Once logged in, you’ll no longer be on the command line, but working directly on the database and using straight SQL. Mostly this is the same as in the Python example, just without the Python wrappers. For instance to get the table name, you can:
SELECT table_name into table_name FROM information_schema.tables WHERE table_schema = 'public';
There is one difference there: we’ve added into table_name
. This lets us save our table name into a variable within the SQL shell for future reference.
The same goes for our schema:
select * into schema from information_schema.columns where table_schema NOT IN ('information_schema', 'pg_catalog') order by table_schema, table_name
You can copy the data out via:
\\copy users TO users_db.csv WITH (FORMAT CSV);
This will again give you a local .csv file. To get that into Snowflake we’ll use snowsql:
snowsql -a <account> -u <username> -d <snowflake_database>
where:
<username> is the username you use to log into Snowflake
<account> is your account on Snowflake (the bit in your URL before ‘.snowflakecomputing.com’)
<snowflake_database> is a database with your users table that you’ve previously created in Snowflake
You’ll then be asked for your Snowflake password. Create a new database:
CREATE DATABASE IF NOT EXISTS UTILS_DATABASE
And then set it as the current database:
USE DATABASE UTILS_DATABASE
Setting up the table and schema is a little more tricky as we can’t nicely use string concatenation and f-strings in SQL. So we’ll have to do it more manually, though we can use the table_name variable from earlier:
CREATE OR REPLACE TABLE table_name (user_id integer, name string, company string, email string, description string, url string, date string)
Then we can use the same PUT and COPY INTO commands as with Python.

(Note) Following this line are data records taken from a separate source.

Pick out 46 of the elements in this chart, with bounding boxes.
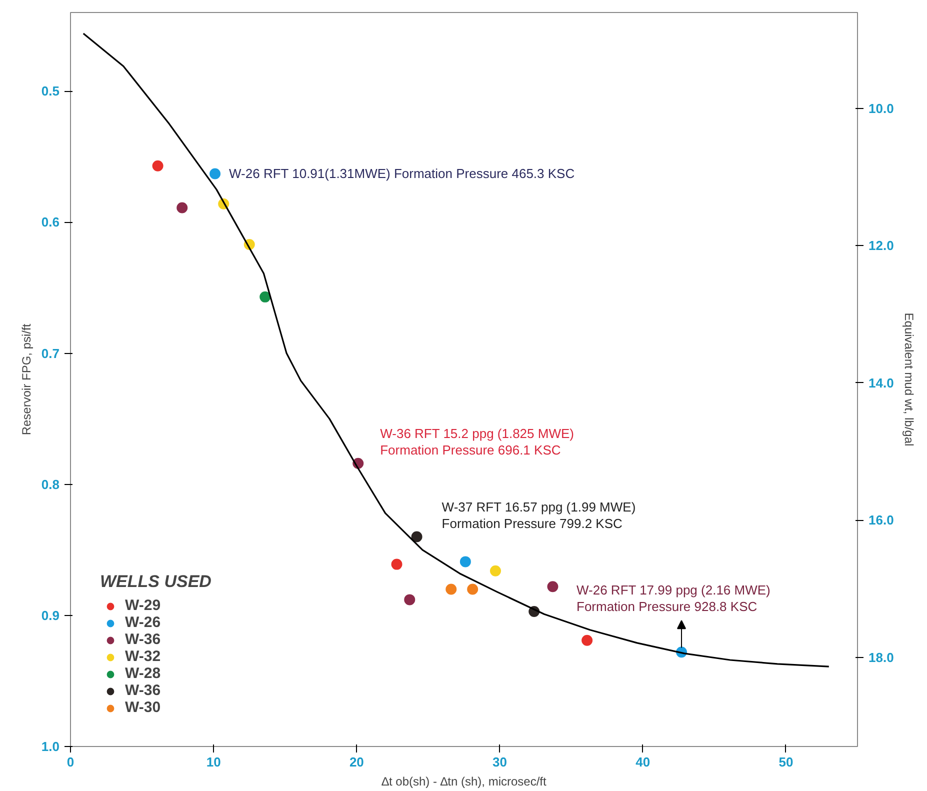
y2-tick-label: 14.0 [868, 375, 894, 390]
point [547, 581, 558, 592]
point [260, 291, 271, 302]
point [460, 556, 471, 568]
y2-tick-label: 18.0 [868, 650, 894, 665]
point [152, 160, 164, 172]
annotation: W-37 RFT 16.57 ppg (1.99 MWE) Formation Pressure 799.2 KSC [442, 499, 636, 531]
x-tick-label: 30 [492, 754, 508, 770]
y2-tick-label: 16.0 [868, 512, 894, 528]
x-tick-label: 0 [66, 754, 74, 770]
x-tick-label: 20 [349, 754, 364, 770]
x-tick-label: 50 [778, 754, 794, 770]
point [210, 168, 221, 180]
x-tick-label: 40 [636, 754, 650, 770]
y2-axis-title: Equivalent mud wt, lb/gal [902, 312, 916, 446]
point [411, 531, 422, 542]
point [582, 634, 593, 646]
point [391, 558, 402, 570]
point [490, 565, 501, 576]
y-tick-label: 0.8 [41, 476, 60, 492]
legend-label: W-29 [125, 597, 161, 614]
point [467, 584, 478, 595]
y-tick-label: 1.0 [41, 739, 60, 754]
legend-label: W-28 [125, 665, 161, 682]
annotation: W-26 RFT 10.91(1.31MWE) Formation Pressure 465.3 KSC [229, 166, 575, 182]
x-axis-title: ∆t ob(sh) - ∆tn (sh), microsec/ft [382, 774, 548, 788]
y-tick-label: 0.7 [41, 346, 60, 361]
y-tick-label: 0.6 [41, 214, 60, 230]
y-axis-title: Reservoir FPG, psi/ft [19, 323, 34, 436]
legend-label: W-32 [125, 648, 161, 665]
y-tick-label: 0.9 [41, 608, 60, 623]
y-tick-label: 0.5 [41, 84, 60, 99]
legend-label: W-26 [125, 614, 161, 631]
point [176, 202, 188, 214]
legend-label: W-30 [125, 699, 161, 716]
line-series [82, 32, 830, 668]
legend-label: W-36 [125, 682, 161, 699]
y2-tick-label: 10.0 [868, 101, 894, 116]
y2-tick-label: 12.0 [868, 238, 894, 254]
legend-title: WELLS USED [100, 572, 212, 592]
x-tick-label: 10 [206, 754, 221, 770]
point [446, 584, 457, 595]
annotation: W-36 RFT 15.2 ppg (1.825 MWE) Formation Pressure 696.1 KSC [380, 426, 574, 458]
legend-label: W-36 [125, 631, 161, 648]
point [404, 594, 416, 606]
annotation: W-26 RFT 17.99 ppg (2.16 MWE) Formation Pressure 928.8 KSC [576, 582, 770, 614]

First PUT the file into staging:
PUT file://users_db.csv @%users;
Then copy into the main table from that staging:
COPY INTO users FROM @%users FILE_FORMAT = (TYPE = CSV FIELD_OPTIONALLY_ENCLOSED_BY = '\"');
And you are done. Once again the data appears:
If you are scheduling this, you can include an OVERWRITE = TRUE
in your COPY INTO command. This will make sure you aren’t duplicating data.
If you want to set it and forget it or always have up-to-date data, then a connector is the way to go.
If you need to do some work on your data before it sees a warehouse, then the Python route is the best option.
If you just love that CLI life, the psql and snowsql option gives you a ton of flexibility in what you want to do.